Wednesday, April 8, 2009

A LOT of killing

Over 50 people, are now dead in a matter of a few days, in some spectacularly gruesome mass killings at the hands of several different gunmen.

This does not count the murders that happen in every city, on every day of the week, nor does it count those who are deciding to take their own lives on a daily basis.

This article from the Washington Post is titled Some Link Economy with Spate of Killings:

From the article:

"The factor underlying the violence, some experts think, is the dismal state of the nation's economy. Criminologists theorize that the epidemic of layoffs, the meltdown of storied American corporations and the uncertainty of recovery have stoked fear, anxiety and desperation across society and unnerved its most vulnerable and dangerous."

I absolutely do believe that economic conditions could be one causative factor of the recent mass killings, but I just can't bring myself to believe that they are THE causative factor.

When trying to correlate the killing to the economic situation, you have to wonder, did the same kind of thing happen in the Great Depression when 25% of the population was unemployed (as compared to 8.5 or 9% now), and many other dismal statistics towered over the current statistics?

I did not do any in depth digging, but a general check of Depression crime statistics reveals that the crime rate was relatively low in the depression, among all socioeconomic levels, and among all ethnic groups.
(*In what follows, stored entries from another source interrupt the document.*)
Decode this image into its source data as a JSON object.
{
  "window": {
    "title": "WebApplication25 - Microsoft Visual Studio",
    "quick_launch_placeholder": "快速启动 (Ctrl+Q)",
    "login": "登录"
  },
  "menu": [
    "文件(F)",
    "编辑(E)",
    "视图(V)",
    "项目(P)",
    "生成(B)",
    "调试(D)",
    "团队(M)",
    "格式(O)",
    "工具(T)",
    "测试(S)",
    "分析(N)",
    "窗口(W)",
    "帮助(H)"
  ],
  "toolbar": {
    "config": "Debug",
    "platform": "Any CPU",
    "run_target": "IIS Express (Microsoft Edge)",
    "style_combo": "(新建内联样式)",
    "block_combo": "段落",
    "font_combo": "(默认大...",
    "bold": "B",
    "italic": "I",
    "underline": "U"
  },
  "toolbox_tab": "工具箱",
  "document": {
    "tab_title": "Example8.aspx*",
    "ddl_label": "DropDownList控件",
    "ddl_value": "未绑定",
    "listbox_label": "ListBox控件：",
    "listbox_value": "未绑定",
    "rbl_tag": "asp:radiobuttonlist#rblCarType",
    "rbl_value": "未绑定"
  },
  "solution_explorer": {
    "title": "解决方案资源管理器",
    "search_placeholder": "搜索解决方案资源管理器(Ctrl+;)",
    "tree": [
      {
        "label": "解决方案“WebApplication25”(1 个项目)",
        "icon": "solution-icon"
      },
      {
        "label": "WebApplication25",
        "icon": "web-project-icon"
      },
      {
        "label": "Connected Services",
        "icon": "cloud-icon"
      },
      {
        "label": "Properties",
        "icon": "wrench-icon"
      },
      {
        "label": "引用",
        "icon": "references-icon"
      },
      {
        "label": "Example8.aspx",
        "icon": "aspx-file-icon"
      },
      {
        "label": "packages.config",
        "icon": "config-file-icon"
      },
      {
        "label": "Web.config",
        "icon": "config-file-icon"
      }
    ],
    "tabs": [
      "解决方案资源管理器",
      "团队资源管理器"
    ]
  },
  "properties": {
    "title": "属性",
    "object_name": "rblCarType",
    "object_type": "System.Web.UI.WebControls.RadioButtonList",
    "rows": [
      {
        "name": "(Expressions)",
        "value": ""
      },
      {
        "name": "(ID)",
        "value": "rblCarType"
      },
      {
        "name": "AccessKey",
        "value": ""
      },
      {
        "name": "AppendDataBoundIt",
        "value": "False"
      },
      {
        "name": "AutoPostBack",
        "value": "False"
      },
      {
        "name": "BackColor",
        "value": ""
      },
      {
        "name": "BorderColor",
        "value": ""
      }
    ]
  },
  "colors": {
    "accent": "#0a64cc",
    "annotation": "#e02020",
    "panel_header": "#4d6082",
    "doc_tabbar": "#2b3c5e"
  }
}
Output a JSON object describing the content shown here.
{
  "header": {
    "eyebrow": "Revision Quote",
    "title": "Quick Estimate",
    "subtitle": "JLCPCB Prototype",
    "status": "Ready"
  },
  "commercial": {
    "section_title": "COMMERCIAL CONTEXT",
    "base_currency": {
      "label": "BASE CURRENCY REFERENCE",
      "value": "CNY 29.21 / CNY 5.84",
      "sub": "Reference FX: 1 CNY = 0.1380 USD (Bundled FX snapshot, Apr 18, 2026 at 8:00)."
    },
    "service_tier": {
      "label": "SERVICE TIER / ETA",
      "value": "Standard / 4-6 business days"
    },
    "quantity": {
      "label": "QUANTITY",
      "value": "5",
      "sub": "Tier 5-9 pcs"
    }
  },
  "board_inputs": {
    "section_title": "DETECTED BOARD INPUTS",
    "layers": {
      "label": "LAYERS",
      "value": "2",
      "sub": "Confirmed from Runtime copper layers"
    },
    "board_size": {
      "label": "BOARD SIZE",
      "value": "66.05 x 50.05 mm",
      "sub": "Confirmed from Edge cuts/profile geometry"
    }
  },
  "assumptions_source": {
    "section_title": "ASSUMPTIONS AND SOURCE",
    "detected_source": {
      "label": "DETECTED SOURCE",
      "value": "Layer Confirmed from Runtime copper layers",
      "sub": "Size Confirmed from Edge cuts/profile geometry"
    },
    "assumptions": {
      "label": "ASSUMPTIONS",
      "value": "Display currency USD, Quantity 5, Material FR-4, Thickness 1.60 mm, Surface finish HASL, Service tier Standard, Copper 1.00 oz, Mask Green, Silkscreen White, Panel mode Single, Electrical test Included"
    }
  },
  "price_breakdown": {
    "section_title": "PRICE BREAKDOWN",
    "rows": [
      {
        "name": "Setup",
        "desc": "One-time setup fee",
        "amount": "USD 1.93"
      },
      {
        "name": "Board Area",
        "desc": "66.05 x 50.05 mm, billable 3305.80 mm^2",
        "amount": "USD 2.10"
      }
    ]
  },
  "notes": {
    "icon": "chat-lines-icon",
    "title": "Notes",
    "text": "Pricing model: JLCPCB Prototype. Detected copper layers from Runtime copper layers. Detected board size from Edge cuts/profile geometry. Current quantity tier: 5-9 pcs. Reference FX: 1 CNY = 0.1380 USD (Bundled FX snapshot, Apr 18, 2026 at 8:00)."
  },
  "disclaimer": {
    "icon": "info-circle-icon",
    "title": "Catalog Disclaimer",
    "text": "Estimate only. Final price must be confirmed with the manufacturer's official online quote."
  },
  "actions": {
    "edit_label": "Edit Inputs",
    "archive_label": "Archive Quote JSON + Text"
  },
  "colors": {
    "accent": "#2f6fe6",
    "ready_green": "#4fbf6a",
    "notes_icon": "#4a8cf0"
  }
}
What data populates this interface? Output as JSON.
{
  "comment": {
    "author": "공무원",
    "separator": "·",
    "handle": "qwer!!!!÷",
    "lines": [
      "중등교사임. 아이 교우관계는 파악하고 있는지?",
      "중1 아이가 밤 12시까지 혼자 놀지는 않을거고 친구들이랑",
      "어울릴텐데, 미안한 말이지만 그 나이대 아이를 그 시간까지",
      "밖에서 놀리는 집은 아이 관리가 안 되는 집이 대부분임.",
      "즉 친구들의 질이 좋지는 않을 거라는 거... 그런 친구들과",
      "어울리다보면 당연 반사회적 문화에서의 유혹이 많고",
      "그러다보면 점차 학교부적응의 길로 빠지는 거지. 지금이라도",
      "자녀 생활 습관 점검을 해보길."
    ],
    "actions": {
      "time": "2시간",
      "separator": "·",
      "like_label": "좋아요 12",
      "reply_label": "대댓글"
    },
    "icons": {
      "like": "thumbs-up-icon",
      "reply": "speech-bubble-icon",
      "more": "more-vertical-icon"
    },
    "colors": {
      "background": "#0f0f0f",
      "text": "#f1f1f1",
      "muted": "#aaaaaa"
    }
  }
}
It should be said up front that in analyzing these violent acts and their possible causes that I do not ever want to forget the victims, and the pain and suffering that has been visited randomly on their families.

So, what does it all mean?

It means that for whatever reason, in this day and age, people are deciding to kill, and sometimes kill spectacularly. Buy WHY? What is the difference now, as compared to then?

In what I'm about to say, I am not idealizing that time, or "the olden days". I am not one to pine for the good old days, but I do believe there are some fundamental differences now as opposed to then, and some of the changes haven't generally been for the better.

For instance, I believe that generally, families are not as tightly knit as they once were. Then, you would not want to shame your family, or give your family a bad name. Your family also, for the most part would take care of you.

I also believe that for a lot of people, they do not have a sense of place, or a sense of community. Often the themes in these types of shootings are those of a loner, or someone who was "picked on" or made an outcast by the people he lived around. Even those who don't intend to ever go on a rampage may feel isolated, or lonely. As a society, we have isolated ourselves. A lot of people don't "do" church anymore, and a lot of people aren't involved with their communities, nor do they know their neighbors.

I think Mother Teresa had it right when she said "The most terrible poverty is loneliness and the feeling of being unloved."

I certainly think the 24/7 news media, with some of it being very specific opinion related content contributes to a climate of fear, anxiety and agitation. Adding to this, is a general glorification of violence, and saturation of violence which desensitizes us from violence towards other people.

Lastly, the guns aren't responsible for the killing, but they certainly enable a quicker piling up of the bodies. Easy, unlimited access to powerful guns and lethal ammunition certainly does not help the situation.

It was reported that the Binghamton New York shooter fired 98 shots in a minute. That is an incredible amount of firepower for an ordinary citizen to have.

So, what is the answer? I must confess that I really don't know. Certainly, there will be knee jerk reactions - stiffer gun laws will be debated, etc.

I do not think it will change or get any better though, even as the economy improves. I seem to recall that fairly regular mass killings happen in good economic times and bad.

I think it's us. If it didn't happen in any great frequency before, that should tell us something shouldn't it? Or, at least give us something to think about?

In the final analysis, you can't make people go to church, or get involved in community. You can't make family members who are cold and unloving to one another love one another. You can certainly encourage, but you can't make people turn off the 24/7 media that divides and polarizes us as a people.

I think that is the most frustrating part. We are accustomed to thinking that we can snap our fingers and make the problem go away (or throw money at it). But, I don't think this problem will be solved in that way.

And, then, a week from now, or two weeks from now, or tomorrow another one of these killings happen, and we are left to try to again figure it out with fresh feelings of pain and sorrow.

I wish I had some pithy words to close it out. Or some kind of deep, meaningful thing to say that could make it all better.

I don't have that. Every time I think of it all, I just get weary. I even think, what is the point of even writing this right now?

Again, I defer to Mother Teresa.

This is the mantra we should think about when thinking about our neighbors and how we can help each other out. Or helping or identifying that kid who might be in trouble and headed down this road. Or trying to instill a feeling of hope among our friends and neighbors:

"In this life we cannot do great things. We can only do small things with great love."

1 comment:

Vince Patton said...

Nicely done... and quite timely! Good job on the writing. This is a very good op-ed that should be published somewhere!!